In conclusion, there is no doubt that Adderall XR is a good medication for ADHD. Many of my patients have preferred it over other alternatives. But it is not fair, once again, to assume that it is better. It does not deserve to be considered "first line" while a similarly-effective alternative that is one-sixth the cost is considered "second line."
4) Meta-analytic comparison:
Faraone and Glatt (2010) have published a good meta-analytic review paper, which is worth reading in detail, with particular attention to the data tables and graphs: http://www.ncbi.nlm.nih.gov/pubmed/20051220
In the conclusion of this paper, the authors state that they "found no significant differences between short- and long-acting stimulant medications."

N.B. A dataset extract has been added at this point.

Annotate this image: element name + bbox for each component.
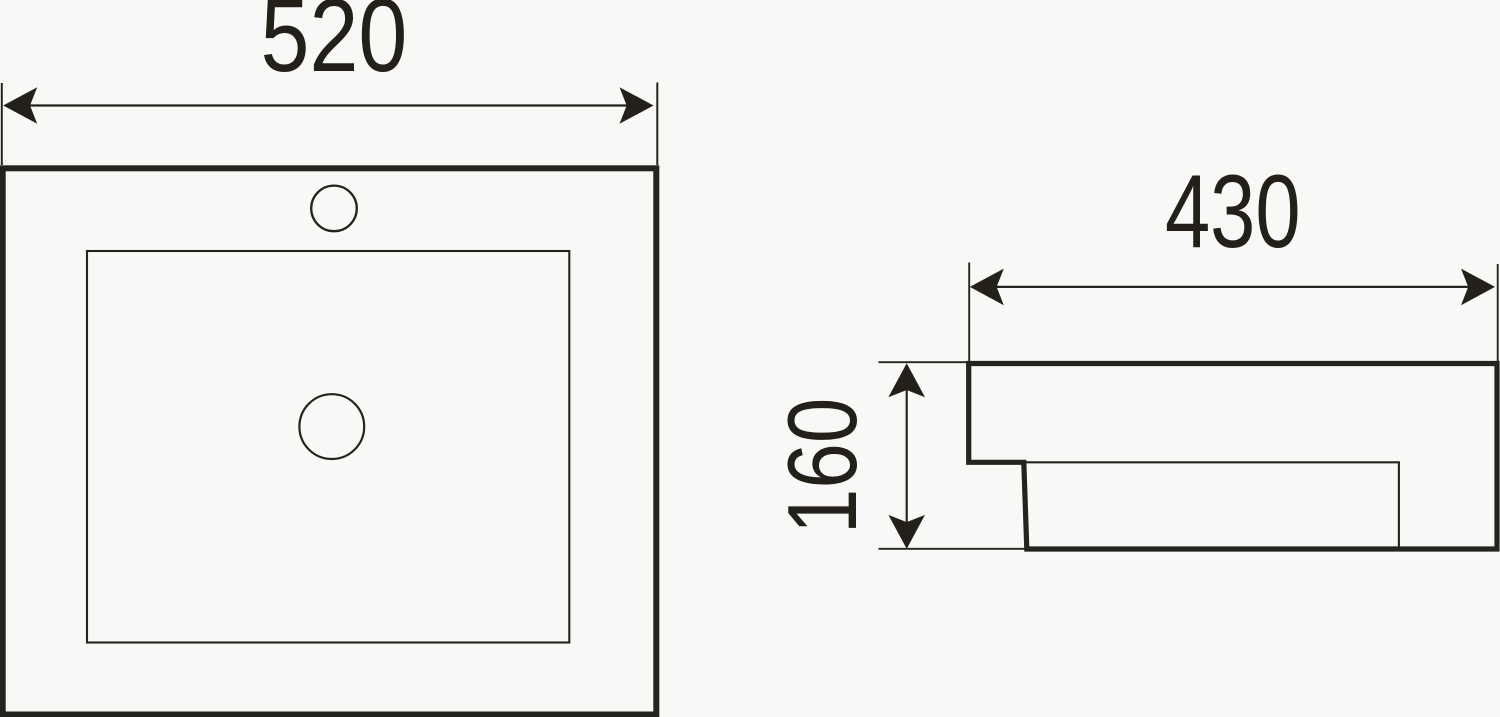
- svg-text:520: 520: [261, 0, 408, 94]
- svg-text:160: 160: [768, 398, 878, 534]
- svg-text:430: 430: [1165, 153, 1301, 270]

Addendum: a recent Cochrane review, published in February 2016 by Punja et al., concludes that there is a lot of evidence that amphetamines reduce core symptoms of ADHD, but cause a variety of problematic side-effects. They note that there was evidence of a lot of bias in the studies they looked at, with the quality of evidence being low to very low.
Here is a direct quote from their conclusion: "This review found no evidence that supports any one amphetamine
derivative over another, and does not reveal any differences between
long-acting and short-acting amphetamine preparations."